At PerSeptive Biosystems, engineers are testing a new, high-speed protein analyzer for shipment to Celera. A bevy of the machines, it is hoped, will allow Celera to explore the structures of proteins involved in creating and curing disease faster than any other on the face of the earth.
Last week, White and Venter explained more about what that will mean to the company's future, saying PerSeptive's new protein analyzer will be the basis for starting a drug-discovery business at Celera.
While Celera probably wouldn't manufacture, test or market the protein-based drugs itself, the strategy would allow it to earn royalties on sales of drugs developed using Celera discoveries.
Exactly how the effort will be focused hasn't been decided. Plenty of other companies have microtechnology products on the market, and others are far ahead on discovering useful proteins. As a result, for at least the past month, White has been wrestling, somewhat fitfully, with this latest inspiration.
He talked it over with his old colleague Bill Gantz on a flight to California about a month ago. White's corporate jet had picked Gantz up, and the two headed out to a Goldman Sachs conference together.
As the miles flew by, the two old friends commiserated about the fact that, even with an accomplishment like mapping the human genome, the world quickly moves on. It wants to know what's next.
"It's the life of a CEO: You're expected to have all the answers," Gantz said."And guess what? Sometimes you don't."
At a glance
Parent company.

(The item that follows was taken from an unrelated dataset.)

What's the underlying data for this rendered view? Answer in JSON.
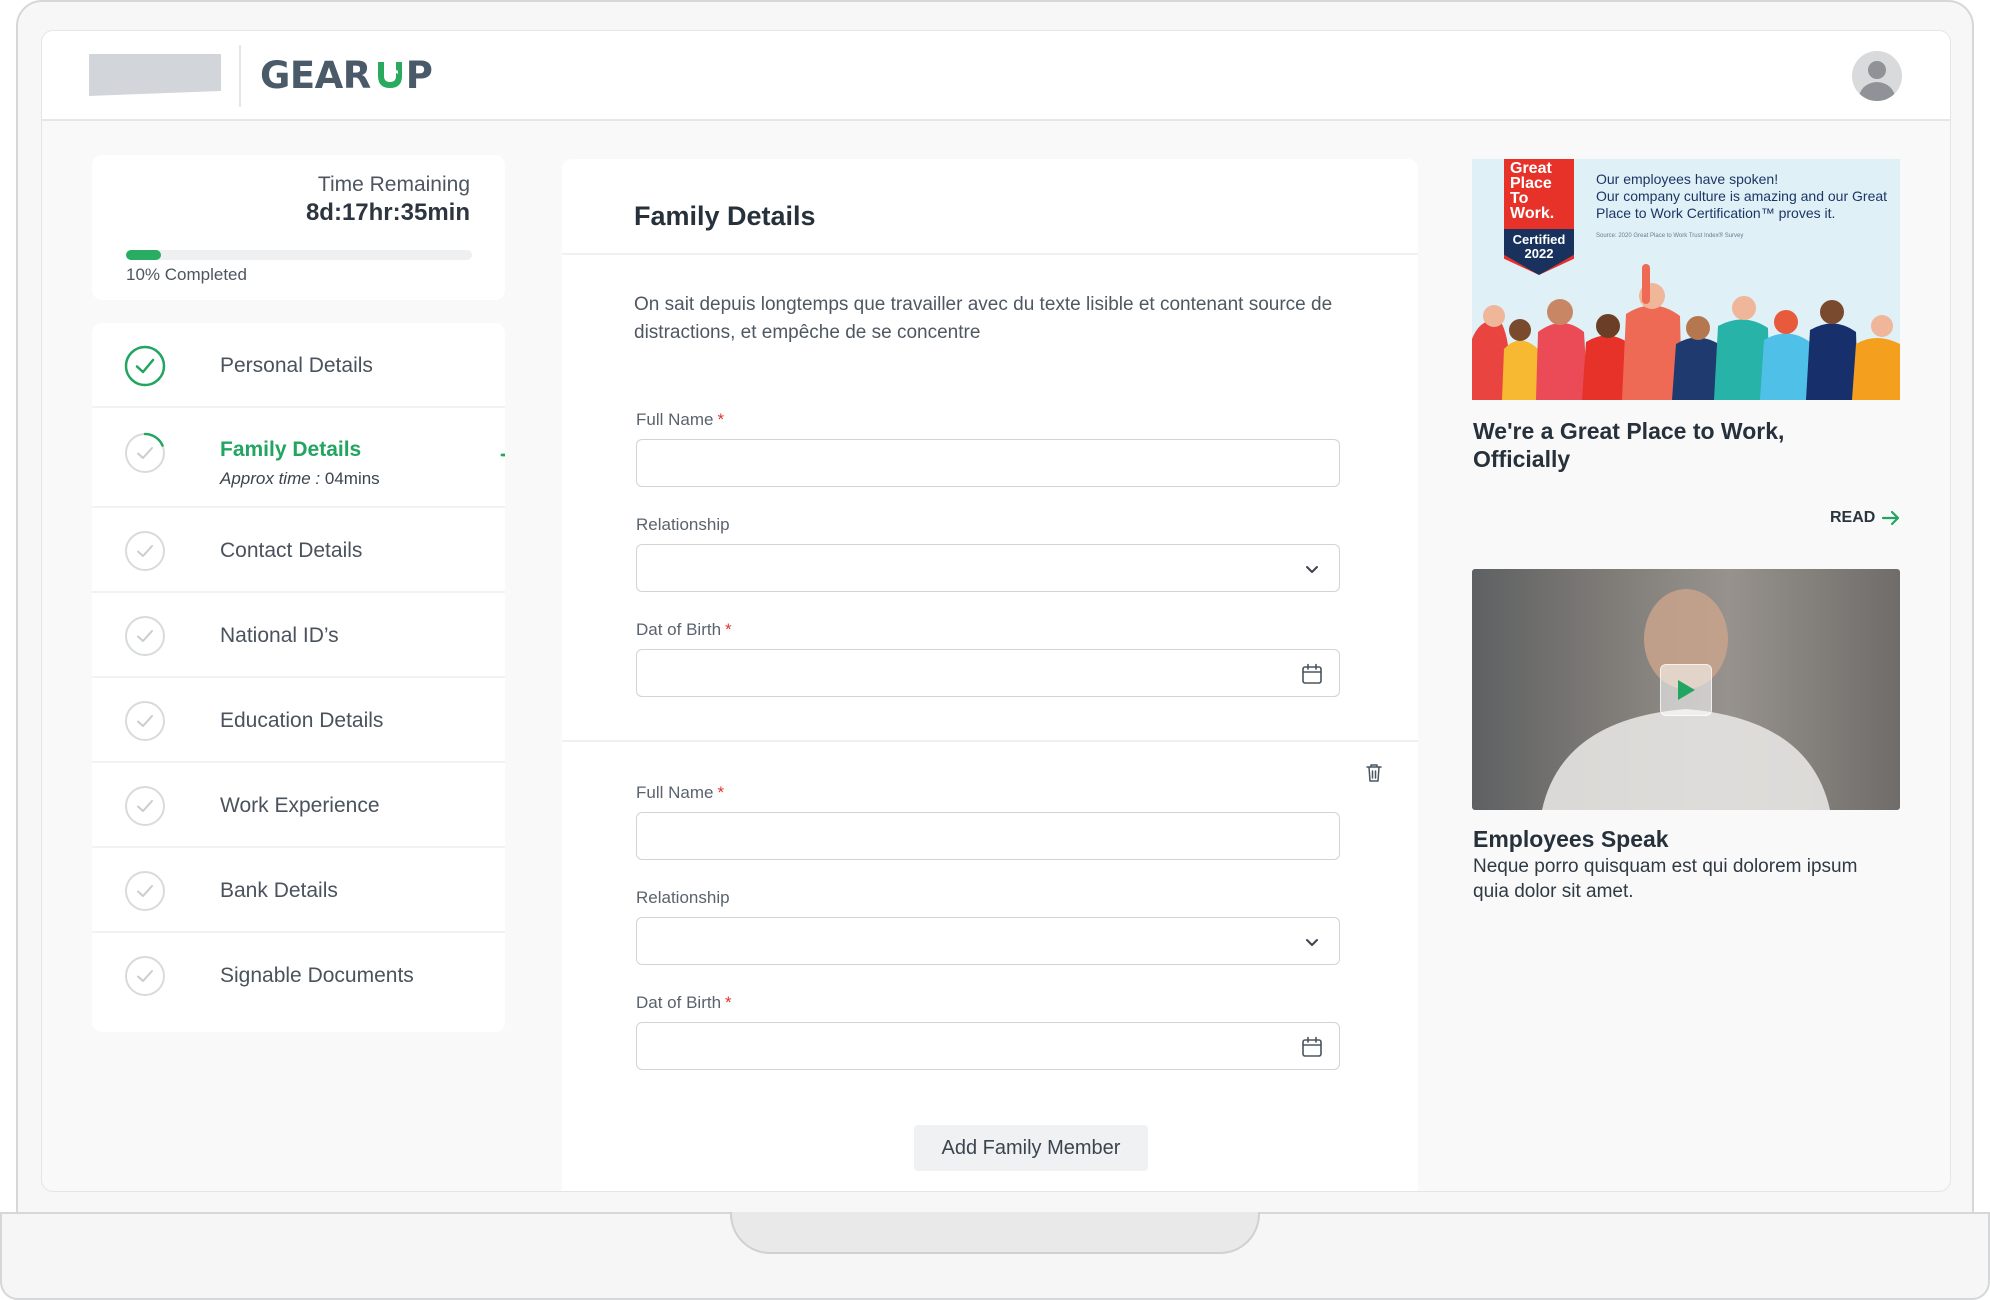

PE is a life sciences company that makes and markets instruments, chemicals and software and provides genomic information.
Applied Biosystems Group
Publicly traded product-manufacturing and services arm of PE Corp. Its divisions include:
PerSeptive Biosystems: manufactures equipment to separate, analyze and purify molecules and analyze and synthesize proteins.
Tropix: provides products and services that aid pharmaceutical companies' laboratory tests.
Molecular Biology: Manufactures and services a wide range of equipment for scientists.
Informatics: provides software for scientists to organize, store and find vast amounts of information.
Celera Genomics Group
Publicly traded PE Corp. arm that sells genomic information, primarily to scientists researching treatments for disease. Its divisions include:
Paracel: provides hardware and software for searching vast databases of genomic information.
Celera AgGen: Agriculture-focused genomics information unit of Celera.